Midnight Run

      Comments Off on Midnight Run

I grew up with Midnight Run (1988) on VHS. I didn’t like Midnight Run as much as Clifford (1994) or The Lonely Guy (1984) and it wasn’t as comforting as Sunburn (1979), but it got me my Charles Grodin fix, which was all I was after. Seriously, I was such a big fan of Charles Grodin as a kid. I’d tune in whenever I could to catch The Charles Grodin Show the few times it was on. So you can imagine how sad I am to lose Charles Grodin.

I think the reason that Midnight Run didn’t click with me the way some of Grodin’s other films did is because it’s really Robert De Niro’s movie. De Niro is the tough guy anti-hero and Grodin is his likable foil. Which is fine, Grodin is fantastic in the part of “the Duke” and Midnight Run is a pretty good movie. George Gallo’s script took the genius step to blend the most enjoyable aspects of the road movie with the buddy cop movie to make one pretty hilarious romp. It’s a work of some solid screenwriting that’s elevated by the chemistry between Grodin and De Niro.
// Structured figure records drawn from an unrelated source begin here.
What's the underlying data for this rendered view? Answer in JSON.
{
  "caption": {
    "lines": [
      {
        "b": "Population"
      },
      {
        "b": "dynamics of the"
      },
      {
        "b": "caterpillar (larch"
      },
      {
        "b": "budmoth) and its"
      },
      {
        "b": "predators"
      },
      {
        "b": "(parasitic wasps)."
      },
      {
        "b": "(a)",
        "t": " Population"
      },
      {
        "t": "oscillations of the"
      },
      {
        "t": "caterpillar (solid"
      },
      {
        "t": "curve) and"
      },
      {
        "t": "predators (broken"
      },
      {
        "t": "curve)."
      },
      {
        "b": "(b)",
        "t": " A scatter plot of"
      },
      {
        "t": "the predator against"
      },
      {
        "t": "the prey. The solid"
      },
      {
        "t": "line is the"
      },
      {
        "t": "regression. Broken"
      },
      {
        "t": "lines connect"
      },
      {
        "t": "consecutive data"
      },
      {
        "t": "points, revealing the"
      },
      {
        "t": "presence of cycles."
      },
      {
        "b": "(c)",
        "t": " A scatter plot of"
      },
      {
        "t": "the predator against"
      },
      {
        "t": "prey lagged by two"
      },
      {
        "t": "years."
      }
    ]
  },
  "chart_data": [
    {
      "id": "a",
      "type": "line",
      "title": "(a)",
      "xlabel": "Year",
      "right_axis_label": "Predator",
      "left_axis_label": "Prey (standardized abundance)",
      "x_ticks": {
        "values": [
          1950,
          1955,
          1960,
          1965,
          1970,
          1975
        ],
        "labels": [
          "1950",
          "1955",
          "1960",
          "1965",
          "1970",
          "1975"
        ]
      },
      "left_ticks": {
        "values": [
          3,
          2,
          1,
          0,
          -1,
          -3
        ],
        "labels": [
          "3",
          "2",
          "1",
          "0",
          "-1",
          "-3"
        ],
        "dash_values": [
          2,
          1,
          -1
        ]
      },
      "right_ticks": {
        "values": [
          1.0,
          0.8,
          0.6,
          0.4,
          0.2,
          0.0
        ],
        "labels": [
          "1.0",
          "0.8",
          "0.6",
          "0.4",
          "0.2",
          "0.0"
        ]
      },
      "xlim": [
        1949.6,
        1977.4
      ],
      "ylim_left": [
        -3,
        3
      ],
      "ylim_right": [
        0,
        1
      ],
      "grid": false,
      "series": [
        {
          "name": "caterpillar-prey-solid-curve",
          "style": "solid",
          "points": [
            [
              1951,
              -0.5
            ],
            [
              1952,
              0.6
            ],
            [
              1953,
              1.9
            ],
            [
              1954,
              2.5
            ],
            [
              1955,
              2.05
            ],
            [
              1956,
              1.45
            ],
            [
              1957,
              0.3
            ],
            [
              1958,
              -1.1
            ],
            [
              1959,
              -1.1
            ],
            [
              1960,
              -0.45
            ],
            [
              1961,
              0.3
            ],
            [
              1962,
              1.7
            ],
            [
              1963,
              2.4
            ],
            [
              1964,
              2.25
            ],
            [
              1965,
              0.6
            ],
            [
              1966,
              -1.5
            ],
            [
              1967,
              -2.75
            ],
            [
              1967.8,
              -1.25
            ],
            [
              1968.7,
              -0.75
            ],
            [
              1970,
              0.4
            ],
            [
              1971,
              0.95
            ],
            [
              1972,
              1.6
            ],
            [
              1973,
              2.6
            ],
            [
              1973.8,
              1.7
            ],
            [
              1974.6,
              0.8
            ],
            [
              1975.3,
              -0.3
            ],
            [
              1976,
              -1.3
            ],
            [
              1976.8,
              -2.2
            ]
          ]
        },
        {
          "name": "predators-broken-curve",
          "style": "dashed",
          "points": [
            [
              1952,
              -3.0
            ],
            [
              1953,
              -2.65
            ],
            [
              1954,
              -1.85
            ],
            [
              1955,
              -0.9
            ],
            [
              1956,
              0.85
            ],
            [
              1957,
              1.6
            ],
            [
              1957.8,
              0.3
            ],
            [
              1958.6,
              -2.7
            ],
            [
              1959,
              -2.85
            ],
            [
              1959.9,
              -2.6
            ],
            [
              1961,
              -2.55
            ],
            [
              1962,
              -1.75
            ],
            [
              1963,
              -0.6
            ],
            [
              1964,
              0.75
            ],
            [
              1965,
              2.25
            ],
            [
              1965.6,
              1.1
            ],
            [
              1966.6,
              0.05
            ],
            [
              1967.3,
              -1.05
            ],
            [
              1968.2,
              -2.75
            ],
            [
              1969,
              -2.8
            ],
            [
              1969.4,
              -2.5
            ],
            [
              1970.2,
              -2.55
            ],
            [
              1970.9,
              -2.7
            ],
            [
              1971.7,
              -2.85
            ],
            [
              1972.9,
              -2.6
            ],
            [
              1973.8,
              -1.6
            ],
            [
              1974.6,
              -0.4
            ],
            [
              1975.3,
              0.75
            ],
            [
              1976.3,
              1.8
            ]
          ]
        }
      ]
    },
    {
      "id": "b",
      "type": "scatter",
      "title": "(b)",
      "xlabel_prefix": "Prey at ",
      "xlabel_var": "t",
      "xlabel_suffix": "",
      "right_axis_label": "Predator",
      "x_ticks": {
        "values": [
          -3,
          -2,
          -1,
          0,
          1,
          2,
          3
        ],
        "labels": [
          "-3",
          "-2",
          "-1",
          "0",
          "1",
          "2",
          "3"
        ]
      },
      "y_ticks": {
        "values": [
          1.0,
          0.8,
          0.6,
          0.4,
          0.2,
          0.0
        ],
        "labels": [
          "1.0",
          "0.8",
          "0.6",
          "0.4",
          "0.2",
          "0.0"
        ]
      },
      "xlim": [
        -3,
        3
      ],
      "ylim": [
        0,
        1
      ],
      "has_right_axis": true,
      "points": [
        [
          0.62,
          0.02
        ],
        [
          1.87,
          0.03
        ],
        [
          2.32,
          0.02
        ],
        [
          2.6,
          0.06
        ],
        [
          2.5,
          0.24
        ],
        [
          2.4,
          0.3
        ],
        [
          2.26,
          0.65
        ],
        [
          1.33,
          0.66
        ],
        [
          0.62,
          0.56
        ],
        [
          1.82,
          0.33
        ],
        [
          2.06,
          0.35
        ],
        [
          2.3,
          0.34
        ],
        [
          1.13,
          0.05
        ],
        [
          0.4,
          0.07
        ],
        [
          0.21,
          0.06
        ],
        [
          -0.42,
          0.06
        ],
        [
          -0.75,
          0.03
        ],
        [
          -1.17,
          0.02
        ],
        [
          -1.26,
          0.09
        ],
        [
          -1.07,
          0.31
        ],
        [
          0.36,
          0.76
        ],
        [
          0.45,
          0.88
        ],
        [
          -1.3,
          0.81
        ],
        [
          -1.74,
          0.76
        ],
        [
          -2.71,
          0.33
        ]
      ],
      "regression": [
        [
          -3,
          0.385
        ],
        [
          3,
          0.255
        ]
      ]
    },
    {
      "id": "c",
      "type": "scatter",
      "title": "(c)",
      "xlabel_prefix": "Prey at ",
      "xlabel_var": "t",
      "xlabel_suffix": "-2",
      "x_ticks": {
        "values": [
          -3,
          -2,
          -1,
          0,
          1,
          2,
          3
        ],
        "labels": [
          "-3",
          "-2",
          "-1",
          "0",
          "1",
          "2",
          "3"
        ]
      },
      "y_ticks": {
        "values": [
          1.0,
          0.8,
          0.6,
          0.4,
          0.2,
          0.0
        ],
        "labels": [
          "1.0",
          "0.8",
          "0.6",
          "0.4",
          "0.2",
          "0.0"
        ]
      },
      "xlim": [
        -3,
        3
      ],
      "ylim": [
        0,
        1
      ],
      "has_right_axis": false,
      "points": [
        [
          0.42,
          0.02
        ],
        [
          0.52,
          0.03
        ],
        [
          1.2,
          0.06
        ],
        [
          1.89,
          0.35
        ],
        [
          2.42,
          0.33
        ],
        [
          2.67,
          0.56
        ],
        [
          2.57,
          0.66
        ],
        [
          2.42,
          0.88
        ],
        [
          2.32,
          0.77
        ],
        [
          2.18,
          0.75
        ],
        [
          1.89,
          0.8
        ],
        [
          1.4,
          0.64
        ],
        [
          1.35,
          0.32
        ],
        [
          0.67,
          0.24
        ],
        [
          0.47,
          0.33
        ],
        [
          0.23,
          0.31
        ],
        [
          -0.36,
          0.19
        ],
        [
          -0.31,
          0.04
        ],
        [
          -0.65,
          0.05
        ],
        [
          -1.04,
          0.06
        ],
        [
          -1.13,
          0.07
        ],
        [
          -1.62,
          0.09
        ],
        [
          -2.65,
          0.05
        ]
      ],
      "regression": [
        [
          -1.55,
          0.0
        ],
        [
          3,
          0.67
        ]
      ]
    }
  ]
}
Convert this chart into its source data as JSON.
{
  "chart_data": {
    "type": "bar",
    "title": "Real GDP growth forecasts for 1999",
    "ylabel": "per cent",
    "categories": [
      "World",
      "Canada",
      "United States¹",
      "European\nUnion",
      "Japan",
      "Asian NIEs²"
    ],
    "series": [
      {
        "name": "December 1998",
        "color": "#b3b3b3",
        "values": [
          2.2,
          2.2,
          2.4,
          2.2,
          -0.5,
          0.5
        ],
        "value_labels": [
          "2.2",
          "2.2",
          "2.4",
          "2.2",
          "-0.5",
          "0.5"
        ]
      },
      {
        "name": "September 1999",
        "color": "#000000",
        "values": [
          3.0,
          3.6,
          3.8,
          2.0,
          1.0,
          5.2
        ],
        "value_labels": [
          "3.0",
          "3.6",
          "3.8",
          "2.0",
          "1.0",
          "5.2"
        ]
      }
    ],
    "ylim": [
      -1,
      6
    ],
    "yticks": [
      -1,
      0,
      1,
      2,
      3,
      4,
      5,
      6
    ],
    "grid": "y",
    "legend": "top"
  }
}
Looking back at Midnight Run I can’t help but think that only in 1988 could a movie get made with these two men as the stars. You think of De Niro today and he’s this living legend who towers in the landscape of cinematic history while Charles Grodin has his cult following in the corner content to be the only ones who still watch Sunburn on VHS (where’s that Blu-ray upgrade?). I kind of love movies with improbable casts and inspired pairings. It’s great seeing Jon Rubin and Lenny Cantrow getting into so much trouble isn’t it?

It’s sort of awkward to use a review as a eulogy for an actor or a director. I want to say things about what Charles Grodin means to me but I also want to assess the merits of a specific film.The bottom line is I’ll miss knowing Charles Grodin is out there living his life and writing his books.